Not the emotional and sentimental love that weakens the will and effeminizes society, nor the lustful “love” that enslaves our youth, but it is the sacrificial love that young men need. They must love something outside of themselves. They must love a woman. This Woman is firstly the greatest of all women that walked the face of the earth, the Blessed Mother. She is the mother of fair love and of chaste love, both of which will teach all men to love properly. She was loved first by God, and she knows what it is to love in return. The next woman they must love is their own earthly mother. She who gave them birth must be loved and thanked for the gift of life. Thirdly, they must love their sisters and their feminine relatives. The love of these women is ordered and good. It protects and safeguards. It honors their name. It defends against attackers and pursuers. It is a love that is unselfish. It is a love that teaches respect and admiration of women.

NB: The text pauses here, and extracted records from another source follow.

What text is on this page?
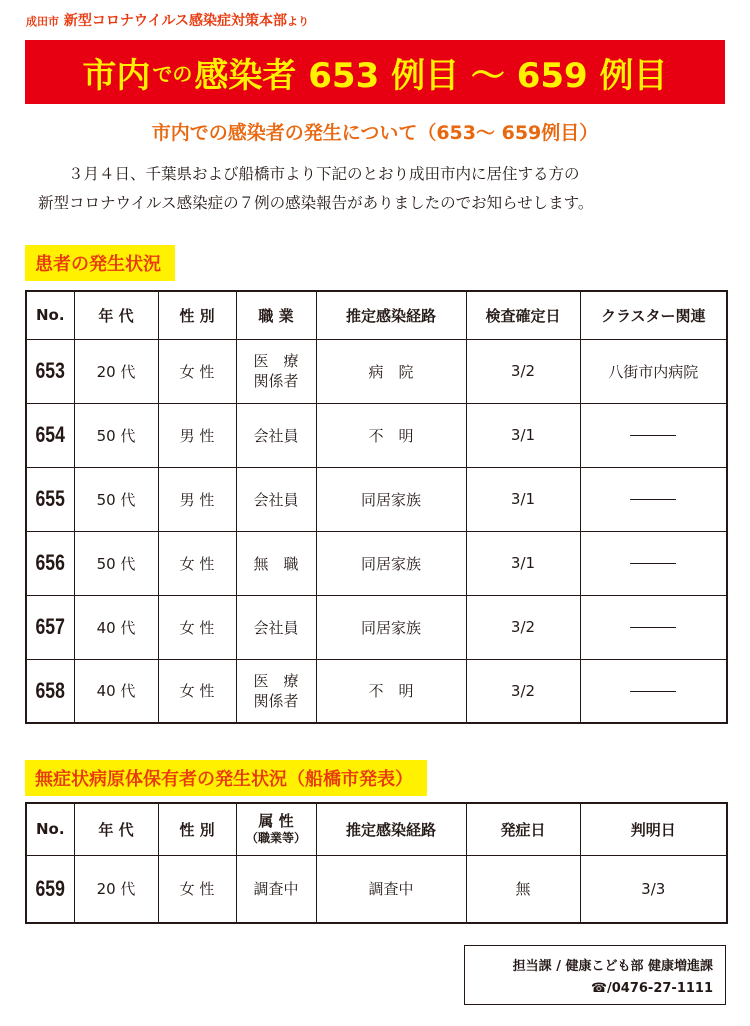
成田市 新型コロナウイルス感染症対策本部より
市内 での 感染者 653 例目 ～ 659 例目
市内での感染者の発生について（653～ 659例目）

３月４日、千葉県および船橋市より下記のとおり成田市内に居住する方の

新型コロナウイルス感染症の７例の感染報告がありましたのでお知らせします。

患者の発生状況
No.	年 代	性 別	職 業	推定感染経路	検査確定日	クラスター関連
653	20 代	女 性	医　療
関係者	病　院	3/2	八街市内病院
654	50 代	男 性	会社員	不　明	3/1	
655	50 代	男 性	会社員	同居家族	3/1	
656	50 代	女 性	無　職	同居家族	3/1	
657	40 代	女 性	会社員	同居家族	3/2	
658	40 代	女 性	医　療
関係者	不　明	3/2	
無症状病原体保有者の発生状況（船橋市発表）
No.	年 代	性 別	属 性
（職業等）	推定感染経路	発症日	判明日
659	20 代	女 性	調査中	調査中	無	3/3
担当課 / 健康こども部 健康増進課
☎/0476-27-1111
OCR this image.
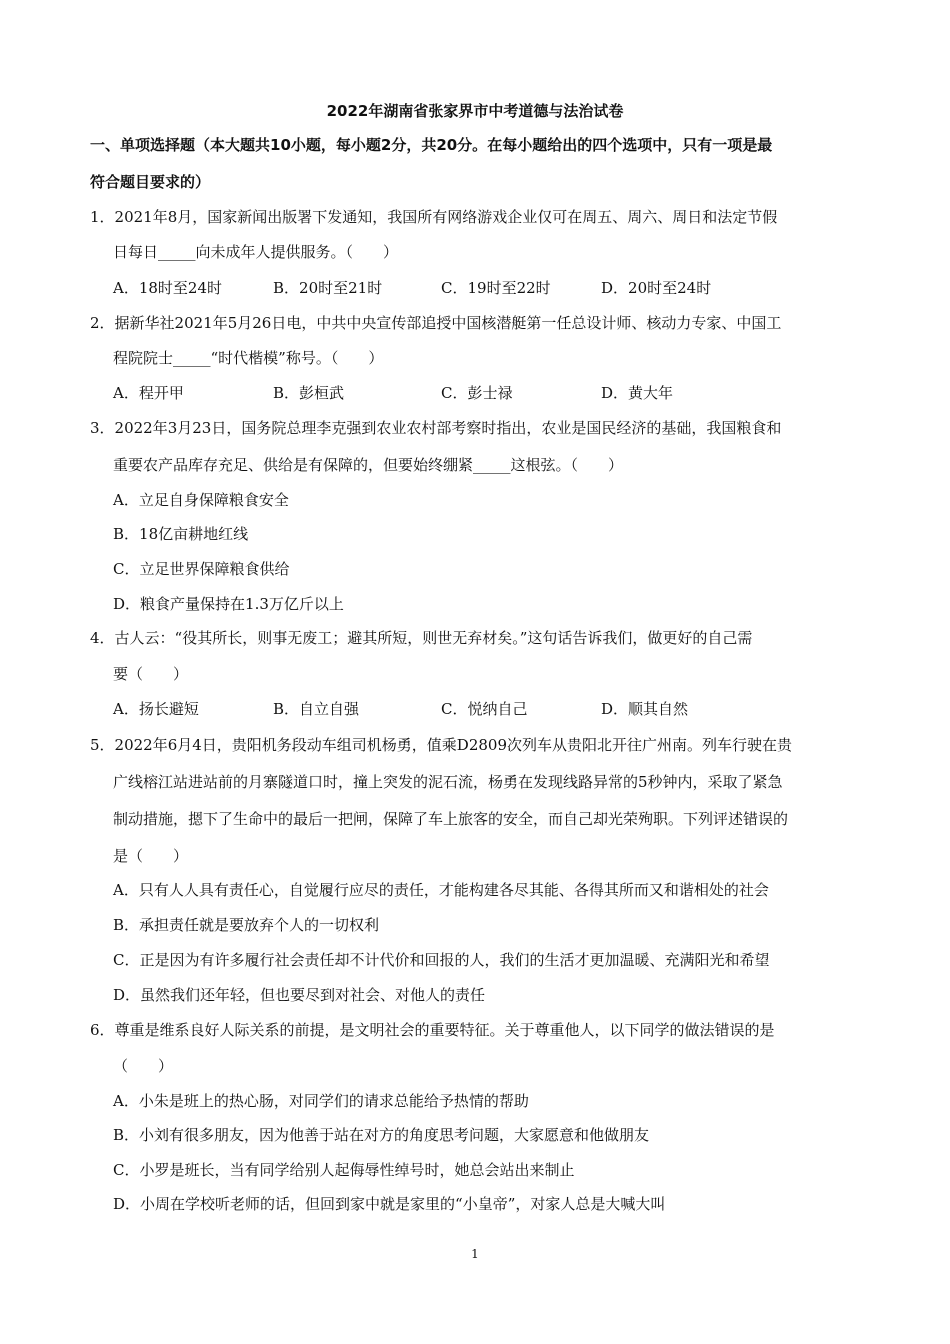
2022年湖南省张家界市中考道德与法治试卷
一、单项选择题（本大题共10小题，每小题2分，共20分。在每小题给出的四个选项中，只有一项是最
符合题目要求的）
1．2021年8月，国家新闻出版署下发通知，我国所有网络游戏企业仅可在周五、周六、周日和法定节假
日每日_____向未成年人提供服务。（　　）
A．18时至24时	B．20时至21时	C．19时至22时	D．20时至24时
2．据新华社2021年5月26日电，中共中央宣传部追授中国核潜艇第一任总设计师、核动力专家、中国工
程院院士_____“时代楷模”称号。（　　）
A．程开甲	B．彭桓武	C．彭士禄	D．黄大年
3．2022年3月23日，国务院总理李克强到农业农村部考察时指出，农业是国民经济的基础，我国粮食和
重要农产品库存充足、供给是有保障的，但要始终绷紧_____这根弦。（　　）
A．立足自身保障粮食安全
B．18亿亩耕地红线
C．立足世界保障粮食供给
D．粮食产量保持在1.3万亿斤以上
4．古人云：“役其所长，则事无废工；避其所短，则世无弃材矣。”这句话告诉我们，做更好的自己需
要（　　）
A．扬长避短	B．自立自强	C．悦纳自己	D．顺其自然
5．2022年6月4日，贵阳机务段动车组司机杨勇，值乘D2809次列车从贵阳北开往广州南。列车行驶在贵
广线榕江站进站前的月寨隧道口时，撞上突发的泥石流，杨勇在发现线路异常的5秒钟内，采取了紧急
制动措施，摁下了生命中的最后一把闸，保障了车上旅客的安全，而自己却光荣殉职。下列评述错误的
是（　　）
A．只有人人具有责任心，自觉履行应尽的责任，才能构建各尽其能、各得其所而又和谐相处的社会
B．承担责任就是要放弃个人的一切权利
C．正是因为有许多履行社会责任却不计代价和回报的人，我们的生活才更加温暖、充满阳光和希望
D．虽然我们还年轻，但也要尽到对社会、对他人的责任
6．尊重是维系良好人际关系的前提，是文明社会的重要特征。关于尊重他人，以下同学的做法错误的是
（　　）
A．小朱是班上的热心肠，对同学们的请求总能给予热情的帮助
B．小刘有很多朋友，因为他善于站在对方的角度思考问题，大家愿意和他做朋友
C．小罗是班长，当有同学给别人起侮辱性绰号时，她总会站出来制止
D．小周在学校听老师的话，但回到家中就是家里的“小皇帝”，对家人总是大喊大叫
1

If this love is missing in the beginning, our young men will seek a love that is lustful, selfish, damaging, and often abusive. How many of our young men find themselves in selfish relationships that do not seek to preserve the women’s greatest gift, her virginity. True love is unselfish. Our Lord Jesus Christ gave us the proof for this as He hung upon the cross in order to protect the beauty of His Bride.

Suffering

Since the fall of Adam, every man must suffer. Centuries ago, before the comforts of air conditioning, flat screens and modern travel, man was forced to confront suffering face to face. Today we have many quick and ingenious ways to escape mental and physical suffering. Our young men are not exempt from this ingenuity. They are often more eager to run to Redbox than to the Confessional box after the pangs of a guilty conscience; more quick to glorify themselves on social media than to humble themselves in front of the communion of Saints. It is our human nature. Men do not like suffering. Our Lord Himself would have chosen a different garden were it not His Father’s will. Christ gives us the grace for every difficulty presented to us, but what is needed on our part is the courage to accept the cross presented. The young man of today desperately needs fortitude, that moral virtue which gives us the strength to endure through the difficult. If a young man cannot persevere through the cross given him, he is no soldier of Christ. The supernatural builds on the natural: “Be a man, then be a man of God.” If our young men can’t hold down a job, they certainly won’t be able to down a family. If they can’t be faithful now on YouTube, how can they be faithful some day to their wives. Today, more than ever, young men are needed who can “astise their bodies and make them their slaves”; men who can be masters of themselves and not be mastered by something else; men who can unite their sufferings with those of the Sufferer. A disordered world needs men who are who willing to put order back into themselves, young men who can take suffering and inflict suffering on their unruly and wild concupiscence. We need men with enough grit to become saints. Our Lord was the man of suffering. All sufferings were not in vain but brought life and redemption. Christ was silent before a sensual Herod, so must our men do likewise today before the sensual world. When of the enemies of the cross present themselves, we must take no part in their works.

Responsibility

Why is man so quick to avoid responsibility for his actions? Why did Adam hide himself after he ate the fruit? Why was he not standing in the midst of the garden saying, “Here is the fruit we ate, Lord”? Man fears to admit culpability because he fears the just consequences of his irresponsibility. Modern man is an expert at this practice. He wants the mountain top without the hike, the pleasure without the pain. He will indulge himself in sexual activity but dodge the progeny designed with the act. If modern man is found guilty of a crime, surely someone or something else that made him do it. He will hire the best lawyers to prove to the world he had no control over his actions. Heaven forbid that he take responsibility for his actions.

Our young men need to take responsibility and need to be given responsibility. They must be man enough and humble enough to own up to the truth, to their faults and to take the prescribed punishments and consequences. Once they are at this point they must be given the burden of responsibility. Obligations will force their wills to make decisions motivated toward a higher good than themselves. To be on time for work or college is demanding. The video games must be turned off earlier, texting must be cut short, preparations must be noted. Responsibility by its nature is unselfish. There is now something much bigger at stake than one’s personal life and pleasure. Jesus Christ Himself took the responsibility of Redemption. Modern man will be saved by taking seriously the responsibility of the cross.